“Yes; his own,” said Helen.

“Very well; he must be moved there, just as he is, without getting up. If you and Lord Flintshire will help me, we will do it at once. And is there a room where a nurse can sleep?”

Helen took a step nearer him.

“Is it typhoid?” she asked.

“I am afraid it may be. It looks very like it.”

CHAPTER XV

It was very early, only a little after six, and the sun had risen on a day exquisite, warm, and windless. In Martin’s room the big window had been open all night, and all night the blind had not once rattled or stirred, while the lamp on the table near it burned steady without a flicker. But though it had been light for nearly an hour, the nurse had only this moment put out the lamp, for she had been alert, quick, and watchful, unable to leave his bedside for a moment for the last four hours.

He had been very restless, attempting again and again to sit up in bed, and it had needed not only all her care but all her strength to keep him lying down.
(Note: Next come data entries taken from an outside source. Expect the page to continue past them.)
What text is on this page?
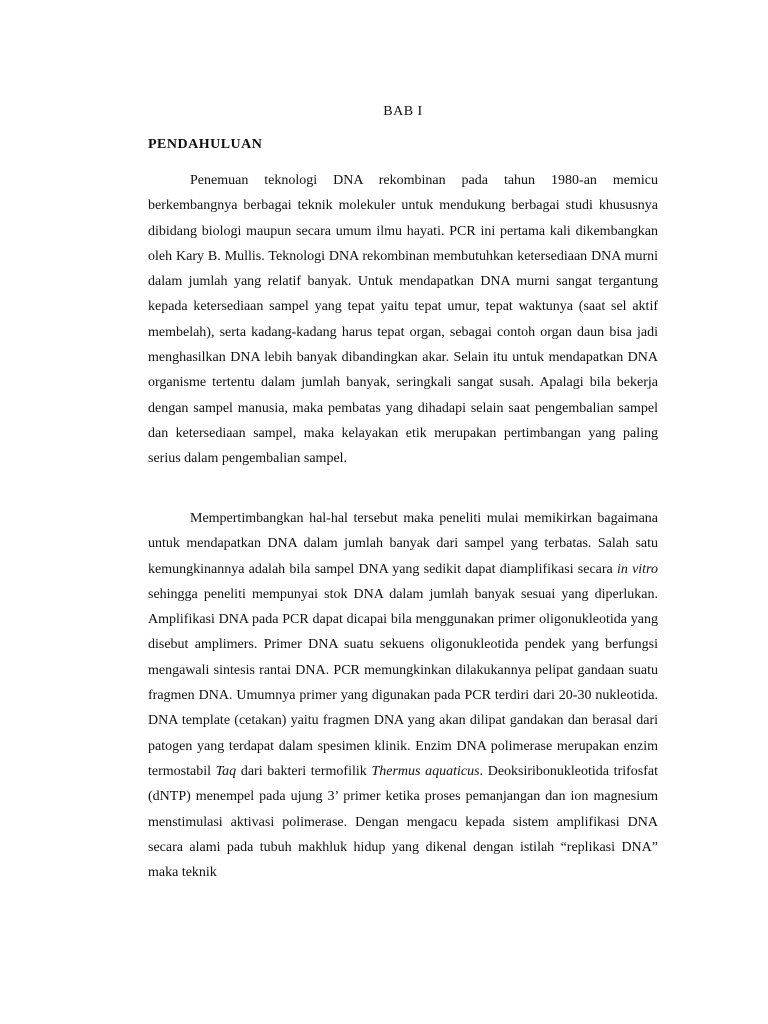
BAB I
PENDAHULUAN

Penemuan teknologi DNA rekombinan pada tahun 1980-an memicu berkembangnya berbagai teknik molekuler untuk mendukung berbagai studi khususnya dibidang biologi maupun secara umum ilmu hayati. PCR ini pertama kali dikembangkan oleh Kary B. Mullis. Teknologi DNA rekombinan membutuhkan ketersediaan DNA murni dalam jumlah yang relatif banyak. Untuk mendapatkan DNA murni sangat tergantung kepada ketersediaan sampel yang tepat yaitu tepat umur, tepat waktunya (saat sel aktif membelah), serta kadang-kadang harus tepat organ, sebagai contoh organ daun bisa jadi menghasilkan DNA lebih banyak dibandingkan akar. Selain itu untuk mendapatkan DNA organisme tertentu dalam jumlah banyak, seringkali sangat susah. Apalagi bila bekerja dengan sampel manusia, maka pembatas yang dihadapi selain saat pengembalian sampel dan ketersediaan sampel, maka kelayakan etik merupakan pertimbangan yang paling serius dalam pengembalian sampel.

Mempertimbangkan hal-hal tersebut maka peneliti mulai memikirkan bagaimana untuk mendapatkan DNA dalam jumlah banyak dari sampel yang terbatas. Salah satu kemungkinannya adalah bila sampel DNA yang sedikit dapat diamplifikasi secara in vitro sehingga peneliti mempunyai stok DNA dalam jumlah banyak sesuai yang diperlukan. Amplifikasi DNA pada PCR dapat dicapai bila menggunakan primer oligonukleotida yang disebut amplimers. Primer DNA suatu sekuens oligonukleotida pendek yang berfungsi mengawali sintesis rantai DNA. PCR memungkinkan dilakukannya pelipat gandaan suatu fragmen DNA. Umumnya primer yang digunakan pada PCR terdiri dari 20-30 nukleotida. DNA template (cetakan) yaitu fragmen DNA yang akan dilipat gandakan dan berasal dari patogen yang terdapat dalam spesimen klinik. Enzim DNA polimerase merupakan enzim termostabil Taq dari bakteri termofilik Thermus aquaticus. Deoksiribonukleotida trifosfat (dNTP) menempel pada ujung 3’ primer ketika proses pemanjangan dan ion magnesium menstimulasi aktivasi polimerase. Dengan mengacu kepada sistem amplifikasi DNA secara alami pada tubuh makhluk hidup yang dikenal dengan istilah “replikasi DNA” maka teknik
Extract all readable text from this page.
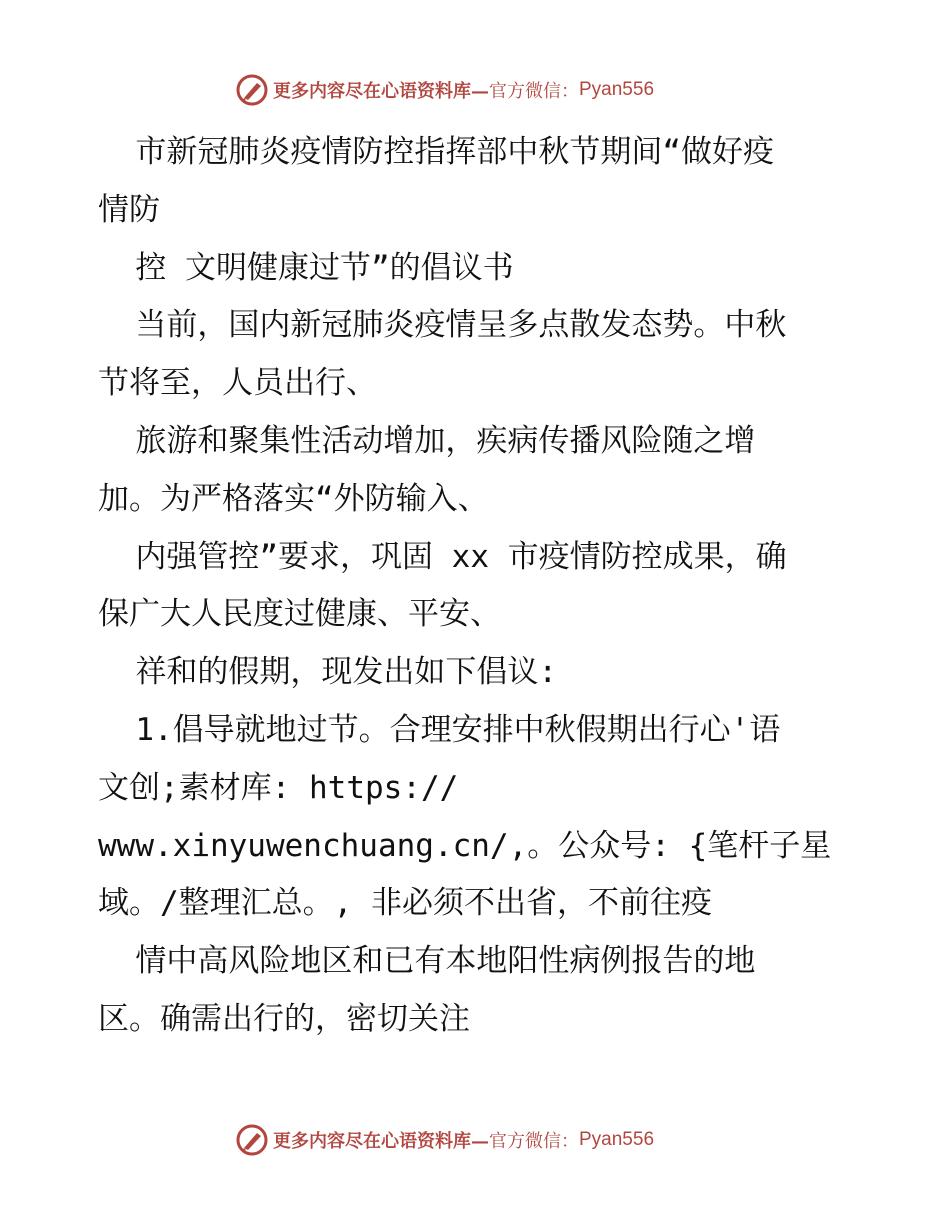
更多内容尽在心语资料库— 官方微信： Pyan556
市新冠肺炎疫情防控指挥部中秋节期间“做好疫
情防
控 文明健康过节”的倡议书
当前，国内新冠肺炎疫情呈多点散发态势。中秋
节将至，人员出行、
旅游和聚集性活动增加，疾病传播风险随之增
加。为严格落实“外防输入、
内强管控”要求，巩固 xx 市疫情防控成果，确
保广大人民度过健康、平安、
祥和的假期，现发出如下倡议:
1.倡导就地过节。合理安排中秋假期出行心'语
文创;素材库: https://
www.xinyuwenchuang.cn/,。公众号: {笔杆子星
域。/整理汇总。, 非必须不出省，不前往疫
情中高风险地区和已有本地阳性病例报告的地
区。确需出行的，密切关注
更多内容尽在心语资料库— 官方微信： Pyan556
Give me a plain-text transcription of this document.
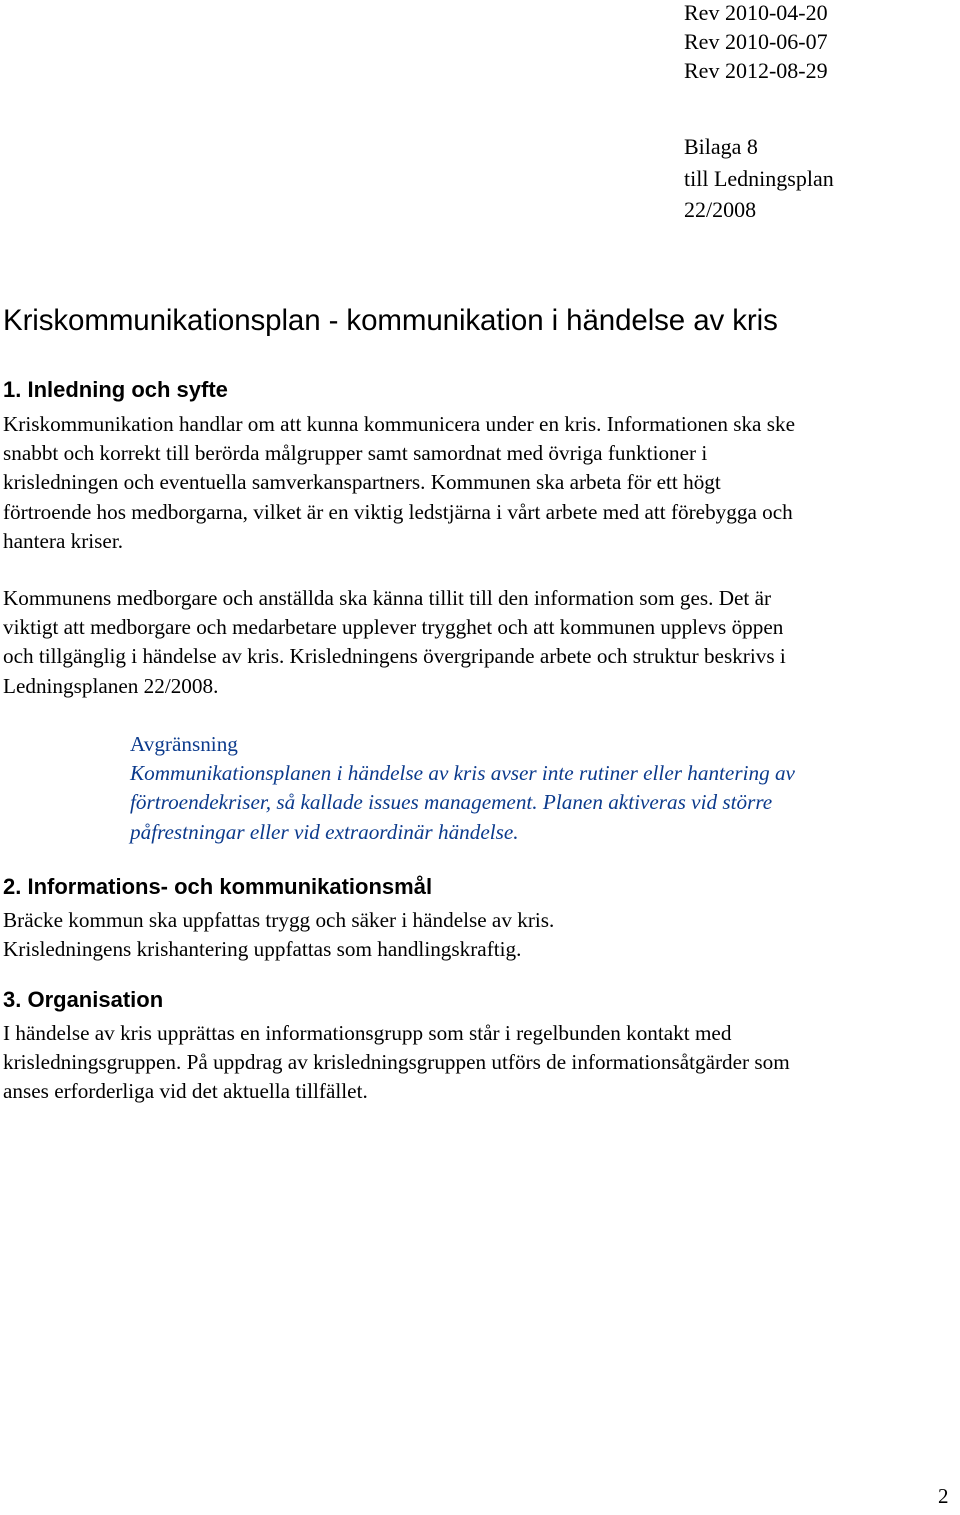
Rev 2010-04-20
Rev 2010-06-07
Rev 2012-08-29
Bilaga 8
till Ledningsplan
22/2008
Kriskommunikationsplan - kommunikation i händelse av kris
1. Inledning och syfte

Kriskommunikation handlar om att kunna kommunicera under en kris. Informationen ska ske
snabbt och korrekt till berörda målgrupper samt samordnat med övriga funktioner i
krisledningen och eventuella samverkanspartners. Kommunen ska arbeta för ett högt
förtroende hos medborgarna, vilket är en viktig ledstjärna i vårt arbete med att förebygga och
hantera kriser.

Kommunens medborgare och anställda ska känna tillit till den information som ges. Det är
viktigt att medborgare och medarbetare upplever trygghet och att kommunen upplevs öppen
och tillgänglig i händelse av kris. Krisledningens övergripande arbete och struktur beskrivs i
Ledningsplanen 22/2008.

Avgränsning
Kommunikationsplanen i händelse av kris avser inte rutiner eller hantering av
förtroendekriser, så kallade issues management. Planen aktiveras vid större
påfrestningar eller vid extraordinär händelse.
2. Informations- och kommunikationsmål

Bräcke kommun ska uppfattas trygg och säker i händelse av kris.
Krisledningens krishantering uppfattas som handlingskraftig.

3. Organisation

I händelse av kris upprättas en informationsgrupp som står i regelbunden kontakt med
krisledningsgruppen. På uppdrag av krisledningsgruppen utförs de informationsåtgärder som
anses erforderliga vid det aktuella tillfället.

2
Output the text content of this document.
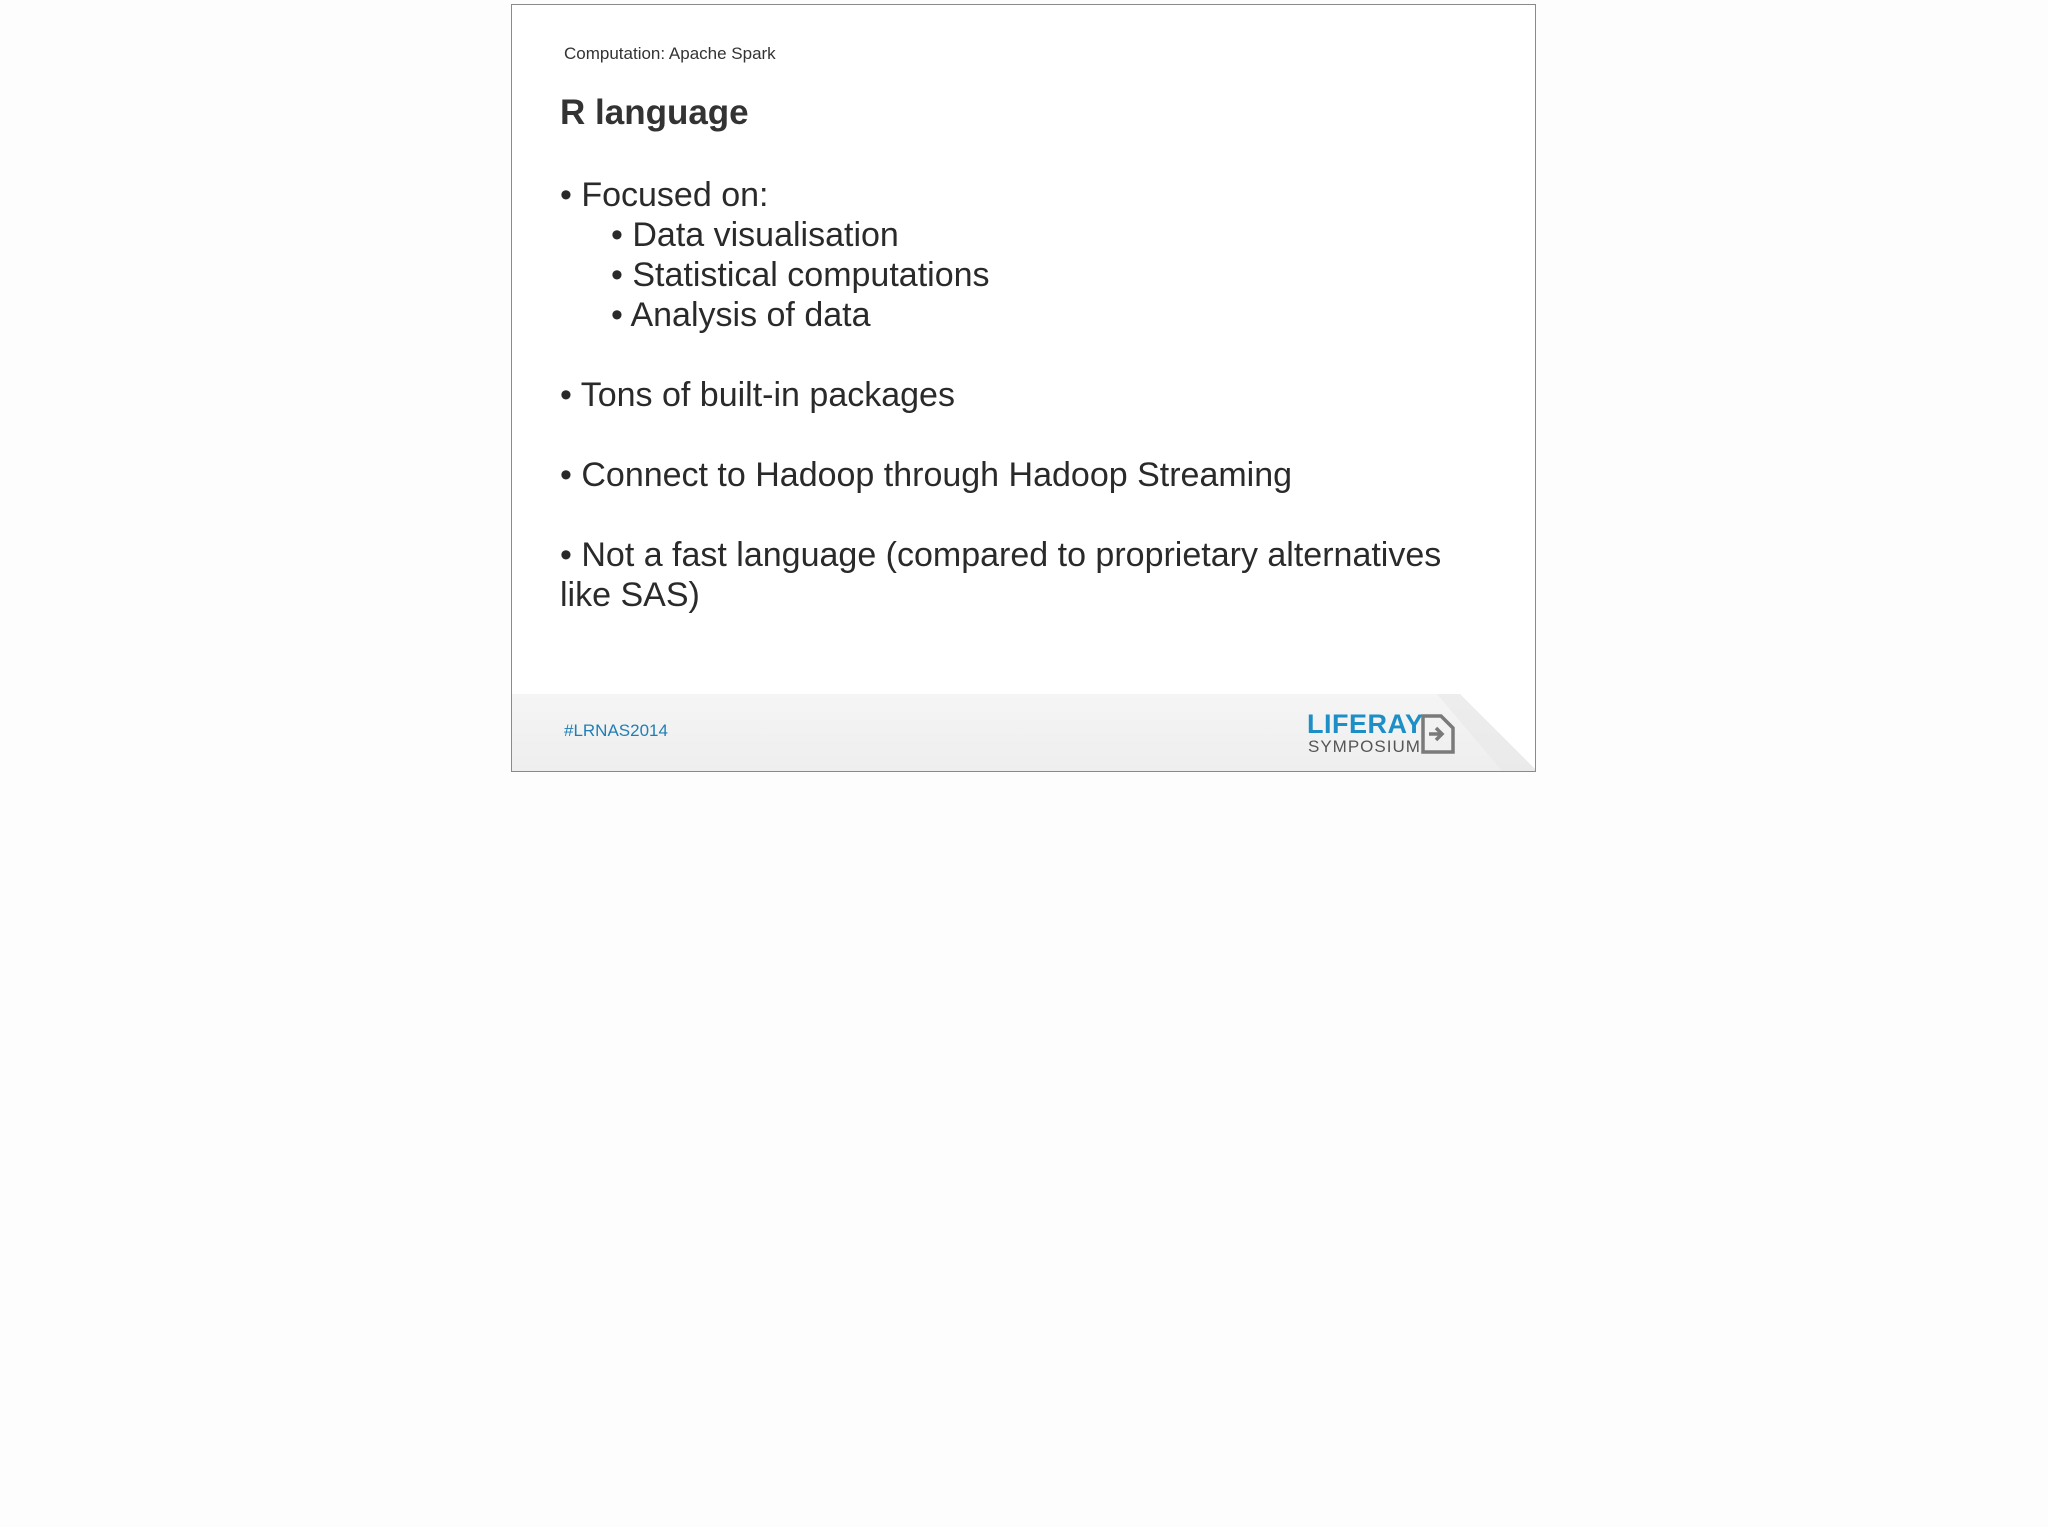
Computation: Apache Spark
R language
• Focused on:
• Data visualisation
• Statistical computations
• Analysis of data
• Tons of built-in packages
• Connect to Hadoop through Hadoop Streaming
• Not a fast language (compared to proprietary alternatives like SAS)
#LRNAS2014	LIFERAY
SYMPOSIUM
All night long, too, that terrible uncontrollable twitching of the muscles of leg and arm had gone on incessantly, and again and again, for ten minutes or more at a stretch, she had kept one arm with steady pressure over those poor, jumping knees, while she held the other ready to prevent his getting up. It had been all she could do, in fact, to manage him alone, but she had been unwilling, except at the last extremity, to rouse Nurse James from the next room, for she had had a terribly tiring day yesterday with him. Yesterday, too, a second doctor had come down from London. The case was extremely grave, but all that could be done was being done.

Martin was lying rather more quiet just now, and Nurse Baker had moved from the bed to put out the lamp and draw the blind up a little. His eyes were wide open, staring at the ceiling, and he was talking in a high, meaningless drone.

“No, Karl, I can’t do it” he was saying. “I don’t see it like that. I know I shall break down, because I haven’t the slightest idea of how it begins, and I can’t leave out the beginning. And father is angry with me, and when he is angry he frightens me. Hasn’t Stella come to see me? I had such a headache, you know; like a great piece of hot iron, you know, right inside my head. They took off the top of my head to put it there. I’m frightened of him when he’s like that. Where’s Stella? No; Lady Sunningdale was in the bird of para—para—parachute—I don’t know, in that hat anyhow, you fool with Sahara. That’s what made it so hot, and I can’t endure English chants. Oh, father, don’t, don’t. It isn’t my fault.”